De par son côté provocant, la mode punk transmet une image revendicative souvent assimilée à une idée de violence. Cette violence à l'égard de la société se charge d'une dimension symbolique dans la mode punk. En effet, elle s'exprime notamment dans l'habillement où le « jeu de corps paré » permet de s'opposer voire, de se substituer à un système jugé aliénant.
Attribut guerrier
Cette idée de violence se transmet aussi par l'usage d'accessoires ou de symboles associés aux attributs guerriers dans l'inconscient collectif.
C'est le cas de la crête iroquoise qui est assimilée aux guerriers amérindiens mais qui peut aussi se rapprocher des décorations qui ornaient les casques des guerriers comme ceux des gaulois ou les cimiers des heaumes. D'un point de vue psychanalytique, cette coiffure constitue, de part sa hauteur, un rite d'élévation qui peut se traduire comme une tentative d'identification au mâle dominant.
Autodestruction
La violence faite à soi-même est une forme de violence extrême. Elle appartient au mythe du poète maudit ainsi qu'à la symbolique associée au toxicomane.
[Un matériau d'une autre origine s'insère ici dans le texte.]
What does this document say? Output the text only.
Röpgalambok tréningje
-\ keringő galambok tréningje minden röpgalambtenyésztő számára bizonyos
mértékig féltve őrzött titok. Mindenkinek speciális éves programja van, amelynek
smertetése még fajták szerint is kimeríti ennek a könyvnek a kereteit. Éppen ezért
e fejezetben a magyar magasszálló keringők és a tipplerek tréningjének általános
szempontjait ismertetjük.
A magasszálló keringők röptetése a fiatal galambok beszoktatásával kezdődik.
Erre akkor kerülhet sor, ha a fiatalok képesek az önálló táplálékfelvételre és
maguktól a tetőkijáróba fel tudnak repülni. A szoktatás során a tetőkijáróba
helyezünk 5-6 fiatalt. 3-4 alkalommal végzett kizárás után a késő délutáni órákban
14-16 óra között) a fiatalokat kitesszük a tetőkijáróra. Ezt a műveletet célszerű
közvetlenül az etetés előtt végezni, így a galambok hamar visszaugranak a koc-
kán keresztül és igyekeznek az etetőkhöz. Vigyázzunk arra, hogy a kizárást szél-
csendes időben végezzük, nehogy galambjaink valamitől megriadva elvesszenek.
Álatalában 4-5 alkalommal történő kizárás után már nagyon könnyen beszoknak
Dans certaines religions dont la religion chrétienne, les modifications corporelles sont assimilées à l'automutilation. Cette thématique de l'automutilation peut aussi se retrouver dans les vêtements déchirés. La symbolique de l'automutilation induit aussi une idée de sauvagerie primitive qui se retrouve aussi dans la coiffure.
L'autodestruction renvoie aussi aux thèses psychiatriques de la fin du XIXe siècle interprétant la toxicomanie ; or la toxicomanie est fortement liée au mouvement punk.
Cette dimension presque poétique du désespoir dans le punk atteint son apogée lors de la tragique fin du couple Sid Vicious-Nancy Spungen qui est parfois rapprochée par certains fans du mythe de l'amour impossible.
Tolérance sociale et méprises
Au début du mouvement, le fait qu'ils décolorent leurs cheveux, les coupent courts et portent des pantalons étroits, a parfois fait passer les punks pour des homosexuels, notamment aux États-Unis. D'autant que les Ramones chantaient 53rd and 3rd où Dee Dee Ramone se réfère à un lieu connu de la prostitution masculine à New York.
Les boneheads sont issus du mouvement skinhead qui est proche du milieu punk. Leur code vestimentaire comporte des points communs qui amènent parfois à des confusions.
L'usage de la croix gammée par provocation (une constante chez les punks) ajoute d'autant à la confusion. Pour éviter cette confusion, certains punks portent des symboles anti-nazi.
Entre le temps de préparation d'une coiffure ou le soin apporté à l'apparence, le punk est parfois présenté comme une sorte de dandy moderne ou « dandysme de fauchés ». Pourtant à l'inverse de l'idée de préciosité associée au dandy, les vêtements s'achètent au moins cher (puces, friperie, surplus militaire, vente au poids, etc.) avec peu de considération pour ce qu'ils sont - sauf pour des éléments kitsch (pantalon vert pomme, chemise à impression cow-boy) - puisqu'ils sont voué à être personnalisés par des dessins, des accessoires voire même des photos. Cette contradiction où le parti-pris anti-esthétique devient d'ordre esthétique, était déjà présente dans le mouvement dada.
La perception véhiculée par la culture populaire notamment via le cinéma vise à stigmatiser les côtés les plus jusqu'au-boutistes, antisociaux et violents du punk en donnant souvent une allure punk aux personnages incarnant le méchant.
Certains éléments de la mode punk peuvent, en fonction des pays, avoir un caractère illégal.
Ainsi, en France, les triplex sont considérés comme des armes par destination et sont donc interdites.
De même, la mode des grosses bagues en métal se serait développée suite à l'interdiction des poings américain.
Certains visuels de tee-shirts de la boutique Sex ont été interdits car jugés trop choquants : ce fut le cas des tee-shirts comportant la cagoule du violeur de Cambridge ou ceux avec un visuel où deux cow-boys sans pantalon se font face avec leur sexe qui se frôlent.